Plusieurs adaptations dans “[p]“, “L’être virtuel” et “Le cercle vicieux”, afin de mieux les rentrer dans leur état final de nouvelles. Je me demande si “[p]” pourrait être publié par épisodes sur le blog du site qu’il raconte.

:: 3/1/2009 à 12:23

Les jours endorment mes nuits qui réveillent mes jours qui endorment mes nuits.

:: 2/1/2009 à 12:41

“[p]“, “L’être virtuel” et “Le cercle vicieux” sont passés du statut de romans plausibles à celui de nouvelles terminées. Je mets en ligne “Le cercle vicieux”.

:: 3/12/2008 à 6:34

J’ai tellement d’écrans que parfois je ne sais plus où est ma souris.

:: 7/11/2008 à 3:51

Une histoire écrite uniquement au travers de toutes les causes aboutissant à l’état psychologique présent et à ses conséquences. Ex: il préfère les voitures rouges parce que son père en avait acheté une lorsqu’il avait 5 ans, le jour de sa dent tombée et du cadeau de la petite souris.

:: 6/11/2008 à 8:25

Un magasine a finalement réussi à définir ma maladie. Selon eux je suis un phobique social sévère et une personnalité évitante. Comorbidité: tendance dépressive. Sachant enfin ce que je dois résoudre en moi, je me sens déjà mieux.

:: 13/10/2008 à 12:28

La psychodomie ou l’art de psychodomiser est en forte croissance dans le monde virtuel.

:: 1/9/2008 à 5:54

Le problème quand tu es indépendant, c’est que tu ne sais jamais quand tu es en vacances.

:: 23/8/2008 à 12:01

J’ai des émotions d’échiquier.

:: 22/8/2008 à 5:35

Je continue à vouloir tout arrêter. Mais je continue. Je CONTINUE. Chercher.

:: 14/8/2008 à 9:18

Je veux tout arrêter. Je veux devenir acteur. Et je le disais déjà à 13 ans. Pourquoi ne m’a-t-on pas écouté?
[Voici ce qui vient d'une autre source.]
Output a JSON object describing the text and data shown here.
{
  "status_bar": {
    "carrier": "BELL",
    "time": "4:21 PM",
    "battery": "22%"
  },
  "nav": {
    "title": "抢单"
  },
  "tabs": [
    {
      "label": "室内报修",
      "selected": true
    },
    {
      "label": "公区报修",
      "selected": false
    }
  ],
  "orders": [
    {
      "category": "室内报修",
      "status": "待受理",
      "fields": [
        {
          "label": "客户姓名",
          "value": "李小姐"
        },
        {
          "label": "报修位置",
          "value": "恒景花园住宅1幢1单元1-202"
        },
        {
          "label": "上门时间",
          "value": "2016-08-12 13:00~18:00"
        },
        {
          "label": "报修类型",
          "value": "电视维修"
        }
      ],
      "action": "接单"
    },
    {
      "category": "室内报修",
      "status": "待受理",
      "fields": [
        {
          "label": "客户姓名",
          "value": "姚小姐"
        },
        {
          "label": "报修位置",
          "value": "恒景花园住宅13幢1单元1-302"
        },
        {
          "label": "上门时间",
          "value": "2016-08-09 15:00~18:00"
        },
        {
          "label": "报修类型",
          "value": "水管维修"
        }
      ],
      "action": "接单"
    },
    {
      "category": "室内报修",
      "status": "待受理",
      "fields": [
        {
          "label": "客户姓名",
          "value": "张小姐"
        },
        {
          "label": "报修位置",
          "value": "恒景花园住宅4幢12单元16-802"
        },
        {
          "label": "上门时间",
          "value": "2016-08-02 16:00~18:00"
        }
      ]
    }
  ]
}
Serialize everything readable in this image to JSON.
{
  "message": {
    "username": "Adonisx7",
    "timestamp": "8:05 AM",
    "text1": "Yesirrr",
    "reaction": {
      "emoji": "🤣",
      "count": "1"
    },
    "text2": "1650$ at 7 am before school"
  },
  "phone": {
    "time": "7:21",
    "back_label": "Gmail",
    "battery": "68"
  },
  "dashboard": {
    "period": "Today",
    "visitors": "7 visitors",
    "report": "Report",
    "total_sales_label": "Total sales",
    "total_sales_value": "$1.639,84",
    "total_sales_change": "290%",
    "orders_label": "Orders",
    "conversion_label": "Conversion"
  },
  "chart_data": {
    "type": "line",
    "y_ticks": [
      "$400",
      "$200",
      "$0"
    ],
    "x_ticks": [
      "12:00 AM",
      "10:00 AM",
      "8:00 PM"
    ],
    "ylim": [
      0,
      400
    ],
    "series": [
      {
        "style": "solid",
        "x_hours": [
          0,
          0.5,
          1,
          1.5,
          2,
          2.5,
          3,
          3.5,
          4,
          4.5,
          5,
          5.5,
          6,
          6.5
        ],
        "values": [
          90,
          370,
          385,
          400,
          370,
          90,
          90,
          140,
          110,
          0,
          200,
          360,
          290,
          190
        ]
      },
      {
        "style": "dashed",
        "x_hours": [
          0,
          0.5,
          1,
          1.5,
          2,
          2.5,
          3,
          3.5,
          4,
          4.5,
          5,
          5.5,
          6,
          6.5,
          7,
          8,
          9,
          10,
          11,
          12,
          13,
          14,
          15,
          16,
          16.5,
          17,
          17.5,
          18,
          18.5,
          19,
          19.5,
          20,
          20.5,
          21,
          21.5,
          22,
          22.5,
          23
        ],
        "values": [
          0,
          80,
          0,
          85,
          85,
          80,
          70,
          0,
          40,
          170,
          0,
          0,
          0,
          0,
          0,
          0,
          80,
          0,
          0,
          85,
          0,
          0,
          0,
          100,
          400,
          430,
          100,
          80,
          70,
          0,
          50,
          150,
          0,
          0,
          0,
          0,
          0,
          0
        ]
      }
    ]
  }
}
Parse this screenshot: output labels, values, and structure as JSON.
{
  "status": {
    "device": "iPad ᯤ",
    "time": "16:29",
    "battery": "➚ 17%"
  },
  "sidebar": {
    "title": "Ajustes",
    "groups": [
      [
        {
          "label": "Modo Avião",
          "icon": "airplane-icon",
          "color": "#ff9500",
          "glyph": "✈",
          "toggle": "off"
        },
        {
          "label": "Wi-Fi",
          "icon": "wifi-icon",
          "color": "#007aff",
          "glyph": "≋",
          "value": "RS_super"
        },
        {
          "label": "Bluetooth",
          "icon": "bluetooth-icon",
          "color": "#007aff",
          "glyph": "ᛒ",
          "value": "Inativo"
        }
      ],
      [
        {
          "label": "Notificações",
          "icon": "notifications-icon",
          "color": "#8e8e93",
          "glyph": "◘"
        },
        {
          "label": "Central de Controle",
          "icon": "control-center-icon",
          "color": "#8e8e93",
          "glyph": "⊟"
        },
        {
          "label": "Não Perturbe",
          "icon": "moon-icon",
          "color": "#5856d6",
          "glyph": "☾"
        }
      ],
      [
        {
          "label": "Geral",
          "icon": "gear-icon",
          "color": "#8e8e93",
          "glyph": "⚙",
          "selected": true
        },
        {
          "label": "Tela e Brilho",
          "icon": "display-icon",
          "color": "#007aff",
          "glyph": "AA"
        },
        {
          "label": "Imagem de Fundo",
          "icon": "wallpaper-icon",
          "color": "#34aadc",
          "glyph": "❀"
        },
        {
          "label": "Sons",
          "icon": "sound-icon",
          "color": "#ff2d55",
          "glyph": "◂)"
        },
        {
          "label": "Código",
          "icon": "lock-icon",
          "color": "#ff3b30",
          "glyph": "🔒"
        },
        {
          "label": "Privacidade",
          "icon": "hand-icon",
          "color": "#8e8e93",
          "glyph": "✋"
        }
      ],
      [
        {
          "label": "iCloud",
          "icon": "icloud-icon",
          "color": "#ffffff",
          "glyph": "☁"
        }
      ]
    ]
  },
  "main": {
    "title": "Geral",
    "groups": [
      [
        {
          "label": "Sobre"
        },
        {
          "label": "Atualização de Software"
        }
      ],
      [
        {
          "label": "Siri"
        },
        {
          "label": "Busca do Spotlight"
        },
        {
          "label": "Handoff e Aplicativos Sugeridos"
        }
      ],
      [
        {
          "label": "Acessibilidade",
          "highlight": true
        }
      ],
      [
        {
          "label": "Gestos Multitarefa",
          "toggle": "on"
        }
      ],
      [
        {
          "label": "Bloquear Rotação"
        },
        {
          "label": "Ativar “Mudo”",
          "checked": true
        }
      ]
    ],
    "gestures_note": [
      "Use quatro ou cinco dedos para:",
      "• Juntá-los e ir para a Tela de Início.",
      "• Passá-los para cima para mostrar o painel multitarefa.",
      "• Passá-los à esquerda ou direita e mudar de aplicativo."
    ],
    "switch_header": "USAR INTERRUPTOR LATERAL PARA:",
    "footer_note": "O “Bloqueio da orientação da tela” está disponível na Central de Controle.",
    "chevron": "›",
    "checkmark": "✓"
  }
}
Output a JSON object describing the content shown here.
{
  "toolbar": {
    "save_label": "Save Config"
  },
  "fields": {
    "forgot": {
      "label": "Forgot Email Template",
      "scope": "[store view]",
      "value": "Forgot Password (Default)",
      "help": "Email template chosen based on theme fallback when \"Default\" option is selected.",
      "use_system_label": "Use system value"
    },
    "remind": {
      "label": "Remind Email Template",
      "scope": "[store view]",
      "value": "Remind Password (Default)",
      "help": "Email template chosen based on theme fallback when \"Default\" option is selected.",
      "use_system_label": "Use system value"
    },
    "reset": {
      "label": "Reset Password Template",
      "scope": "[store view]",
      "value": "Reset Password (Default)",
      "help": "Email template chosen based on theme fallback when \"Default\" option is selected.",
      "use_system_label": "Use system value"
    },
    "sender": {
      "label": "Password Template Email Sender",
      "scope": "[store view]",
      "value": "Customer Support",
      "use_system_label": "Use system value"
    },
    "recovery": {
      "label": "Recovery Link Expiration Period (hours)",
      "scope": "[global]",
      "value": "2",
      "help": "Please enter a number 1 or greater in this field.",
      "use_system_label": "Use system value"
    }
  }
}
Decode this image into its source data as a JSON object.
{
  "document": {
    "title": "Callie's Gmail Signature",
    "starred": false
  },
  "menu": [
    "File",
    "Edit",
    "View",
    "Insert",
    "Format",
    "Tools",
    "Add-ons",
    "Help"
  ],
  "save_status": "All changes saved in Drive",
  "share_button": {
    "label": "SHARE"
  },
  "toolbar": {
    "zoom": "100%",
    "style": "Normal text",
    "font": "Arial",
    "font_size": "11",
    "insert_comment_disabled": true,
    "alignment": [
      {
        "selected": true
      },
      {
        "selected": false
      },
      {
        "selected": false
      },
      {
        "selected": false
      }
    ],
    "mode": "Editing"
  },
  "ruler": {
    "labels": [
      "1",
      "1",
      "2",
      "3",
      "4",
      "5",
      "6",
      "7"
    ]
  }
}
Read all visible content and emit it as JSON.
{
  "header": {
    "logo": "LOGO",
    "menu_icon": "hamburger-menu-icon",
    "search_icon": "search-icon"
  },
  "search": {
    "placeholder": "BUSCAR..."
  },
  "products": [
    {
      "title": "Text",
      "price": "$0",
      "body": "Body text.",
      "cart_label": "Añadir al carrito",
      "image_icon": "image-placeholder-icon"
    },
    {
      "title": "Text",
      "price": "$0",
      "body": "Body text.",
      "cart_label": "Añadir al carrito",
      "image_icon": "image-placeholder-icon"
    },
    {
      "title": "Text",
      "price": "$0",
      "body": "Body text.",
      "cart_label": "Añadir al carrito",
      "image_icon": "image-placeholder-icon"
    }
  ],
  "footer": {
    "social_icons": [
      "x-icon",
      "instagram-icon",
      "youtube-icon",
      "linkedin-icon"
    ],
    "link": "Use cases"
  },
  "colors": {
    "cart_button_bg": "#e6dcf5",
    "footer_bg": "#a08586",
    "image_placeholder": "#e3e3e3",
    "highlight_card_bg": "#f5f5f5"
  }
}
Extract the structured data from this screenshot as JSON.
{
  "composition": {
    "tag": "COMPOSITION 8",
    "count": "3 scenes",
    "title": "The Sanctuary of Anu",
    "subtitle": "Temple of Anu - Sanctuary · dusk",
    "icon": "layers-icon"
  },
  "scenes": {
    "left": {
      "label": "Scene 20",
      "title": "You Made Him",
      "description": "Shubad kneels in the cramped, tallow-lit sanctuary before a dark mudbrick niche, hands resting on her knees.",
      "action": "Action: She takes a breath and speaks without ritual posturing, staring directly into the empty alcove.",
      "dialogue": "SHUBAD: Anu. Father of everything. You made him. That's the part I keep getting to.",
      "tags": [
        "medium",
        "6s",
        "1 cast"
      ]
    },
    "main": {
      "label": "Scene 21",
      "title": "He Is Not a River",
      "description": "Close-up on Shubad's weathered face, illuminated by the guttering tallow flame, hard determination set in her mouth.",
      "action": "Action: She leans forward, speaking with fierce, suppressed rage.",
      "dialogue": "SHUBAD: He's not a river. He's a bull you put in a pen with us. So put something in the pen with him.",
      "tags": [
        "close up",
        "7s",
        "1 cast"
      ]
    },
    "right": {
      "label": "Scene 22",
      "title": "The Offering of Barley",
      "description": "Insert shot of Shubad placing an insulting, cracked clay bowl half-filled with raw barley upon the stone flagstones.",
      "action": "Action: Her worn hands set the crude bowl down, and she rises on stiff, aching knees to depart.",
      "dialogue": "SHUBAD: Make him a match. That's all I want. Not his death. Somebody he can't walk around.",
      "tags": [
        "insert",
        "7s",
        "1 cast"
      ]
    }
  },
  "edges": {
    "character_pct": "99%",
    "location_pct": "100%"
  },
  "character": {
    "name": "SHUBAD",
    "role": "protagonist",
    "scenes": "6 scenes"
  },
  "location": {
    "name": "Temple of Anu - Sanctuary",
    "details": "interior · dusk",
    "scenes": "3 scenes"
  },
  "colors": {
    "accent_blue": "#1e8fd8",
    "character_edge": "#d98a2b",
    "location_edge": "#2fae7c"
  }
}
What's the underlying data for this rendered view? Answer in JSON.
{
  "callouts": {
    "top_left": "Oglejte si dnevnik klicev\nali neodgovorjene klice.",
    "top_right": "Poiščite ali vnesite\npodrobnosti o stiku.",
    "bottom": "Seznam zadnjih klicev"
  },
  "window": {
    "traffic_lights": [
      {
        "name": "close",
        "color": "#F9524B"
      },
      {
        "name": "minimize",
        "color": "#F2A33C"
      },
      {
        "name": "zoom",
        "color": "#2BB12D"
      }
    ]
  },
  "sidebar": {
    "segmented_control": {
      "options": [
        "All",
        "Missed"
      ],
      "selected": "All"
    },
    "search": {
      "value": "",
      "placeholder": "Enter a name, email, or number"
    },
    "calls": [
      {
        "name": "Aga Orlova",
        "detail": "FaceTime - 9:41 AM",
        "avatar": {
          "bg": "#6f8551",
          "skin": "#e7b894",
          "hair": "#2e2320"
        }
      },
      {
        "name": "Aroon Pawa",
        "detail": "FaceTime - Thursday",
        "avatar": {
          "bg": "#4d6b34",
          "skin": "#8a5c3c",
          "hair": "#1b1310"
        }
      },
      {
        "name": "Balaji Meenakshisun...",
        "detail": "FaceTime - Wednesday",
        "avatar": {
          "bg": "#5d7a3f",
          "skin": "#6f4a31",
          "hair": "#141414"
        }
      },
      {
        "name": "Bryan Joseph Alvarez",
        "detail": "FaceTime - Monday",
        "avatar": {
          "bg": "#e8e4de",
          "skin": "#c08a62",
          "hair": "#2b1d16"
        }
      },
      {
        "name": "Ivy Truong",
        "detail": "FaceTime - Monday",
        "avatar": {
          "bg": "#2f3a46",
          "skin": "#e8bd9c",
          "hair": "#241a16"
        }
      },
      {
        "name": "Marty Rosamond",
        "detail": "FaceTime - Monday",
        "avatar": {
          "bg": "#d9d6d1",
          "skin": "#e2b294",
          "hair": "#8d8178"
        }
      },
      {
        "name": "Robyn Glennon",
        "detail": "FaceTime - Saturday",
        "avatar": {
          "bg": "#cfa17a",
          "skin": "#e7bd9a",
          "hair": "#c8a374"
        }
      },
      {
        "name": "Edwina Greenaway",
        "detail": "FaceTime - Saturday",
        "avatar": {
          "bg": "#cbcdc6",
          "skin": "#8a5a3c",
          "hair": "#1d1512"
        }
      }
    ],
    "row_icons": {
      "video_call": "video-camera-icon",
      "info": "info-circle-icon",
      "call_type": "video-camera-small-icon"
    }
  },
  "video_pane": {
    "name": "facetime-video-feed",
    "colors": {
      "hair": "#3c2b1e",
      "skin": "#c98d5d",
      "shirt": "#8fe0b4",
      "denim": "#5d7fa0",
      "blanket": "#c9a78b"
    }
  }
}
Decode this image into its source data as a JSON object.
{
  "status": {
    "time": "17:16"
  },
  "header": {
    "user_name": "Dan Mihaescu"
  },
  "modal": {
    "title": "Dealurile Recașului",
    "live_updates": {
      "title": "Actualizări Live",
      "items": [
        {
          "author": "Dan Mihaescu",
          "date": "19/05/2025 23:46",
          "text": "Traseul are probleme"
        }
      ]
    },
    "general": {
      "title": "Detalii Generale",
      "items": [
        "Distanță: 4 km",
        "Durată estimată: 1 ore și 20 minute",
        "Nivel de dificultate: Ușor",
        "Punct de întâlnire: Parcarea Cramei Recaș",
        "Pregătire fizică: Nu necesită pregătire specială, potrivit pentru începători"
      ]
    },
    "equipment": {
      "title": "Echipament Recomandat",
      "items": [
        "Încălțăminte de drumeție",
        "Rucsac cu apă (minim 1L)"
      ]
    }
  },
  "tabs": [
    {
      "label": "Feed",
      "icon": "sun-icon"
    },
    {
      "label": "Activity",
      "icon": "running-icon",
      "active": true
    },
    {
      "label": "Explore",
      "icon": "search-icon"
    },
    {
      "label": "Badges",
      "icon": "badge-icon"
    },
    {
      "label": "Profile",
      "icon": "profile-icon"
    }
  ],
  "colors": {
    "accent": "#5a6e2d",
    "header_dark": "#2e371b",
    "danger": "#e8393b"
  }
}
Chercher.

:: 3/8/2008 à 6:17

L’essor de la pornographie assure la survie de l’espèce. Chercher.

:: 19/7/2008 à 12:26

Je n’aime pas comment le monde fonctionne. Chercher.

:: 17/7/2008 à 1:01

“[...]à 35 ans, les idéaux se sont estompés et la réalité prend le pas…” Chercher.

:: 14/7/2008 à 4:56

Ce qu’on appelle le retour à la réalité, est-il toujours brutal?

:: 21/6/2008 à 5:31

Je déteste ma vie, je me déteste entier. Mais je ne suis pas malheureux.

:: 16/6/2008 à 9:24

ATRIUM est utilisé pour éviter les troubles du sevrage chez les personnes dépendantes de l’alcool, en particulier les convulsions.

:: 15/6/2008 à 10:58

Atmosphères d’Anjaliom (photographies)

:: 25/5/2008 à 2:46

Le changement est ce qui se produit lorsque la peine de rester soi-même est plus grande que la peine de changer.

:: 7/5/2008 à 10:45

Personne ne sait combien de temps peut durer une nuit de bonheur.

:: 6/5/2008 à 8:55

Dans 50 ans tous ces gens qui ont leur profil enregistré dans tous ces sites sociaux, seront morts. A la vitesse où ces sites sociaux fleurissent, le web promet de devenir un joli cimetière.

:: 4/5/2008 à 7:23

“Ce n’est pas parce que c’est difficile que je n’ose pas, mais c’est parce que je n’ose pas que c’est difficile.” Segoyewatha

:: 29/4/2008 à 11:59

“Si la souffrance contraint à la créativité, cela ne signifie pas qu’il faille être contraint à la souffrance pour devenir créatif.” Boris Cyrulnik

:: à 11:00

En mangeant ses huitres il eut cette illumination de chevet:

  • incapacité à se concentrer
  • manque de motivation
  • oisiveté
  • paresse
  • sentiment d’être coincé
  • je-m’-en-foutisme
  • autodestruction
  • amertume
  • déception
  • frustrations
  • contemplation
  • lassitude
  • doutes

… et rebroussa chemin.

:: 22/4/2008 à 3:32

"Je reste près de Léon et de la passerelle. Si je le retrouve, j’irai au café KD écrire sur le rouge des moments volés."

:: 18/4/2008 à 12:56

4h à écouter dans le TGV un jeune couple de québécois parler des cocktails qu’ils ont expérimenté.

:: à 9:59

Direction: Paris.

:: 17/4/2008 à 12:49

Je suis en train de constituer la 1ère liste complète de sites qui ne sont pas censés être en lignes.

:: 16/4/2008 à 5:08

Mis en ligne un concept de présentation style CV en "Timeline" http://twurl.nl/oqtfk2 qui consiste en…bla bla bla [commentaires bienvenus]

:: 12/4/2008 à 5:39

La beauté de mon desktop: ses reflets, sa simplicité, son calme, la pureté diaphane de son étendue vierge, j’aurais envie de la partager.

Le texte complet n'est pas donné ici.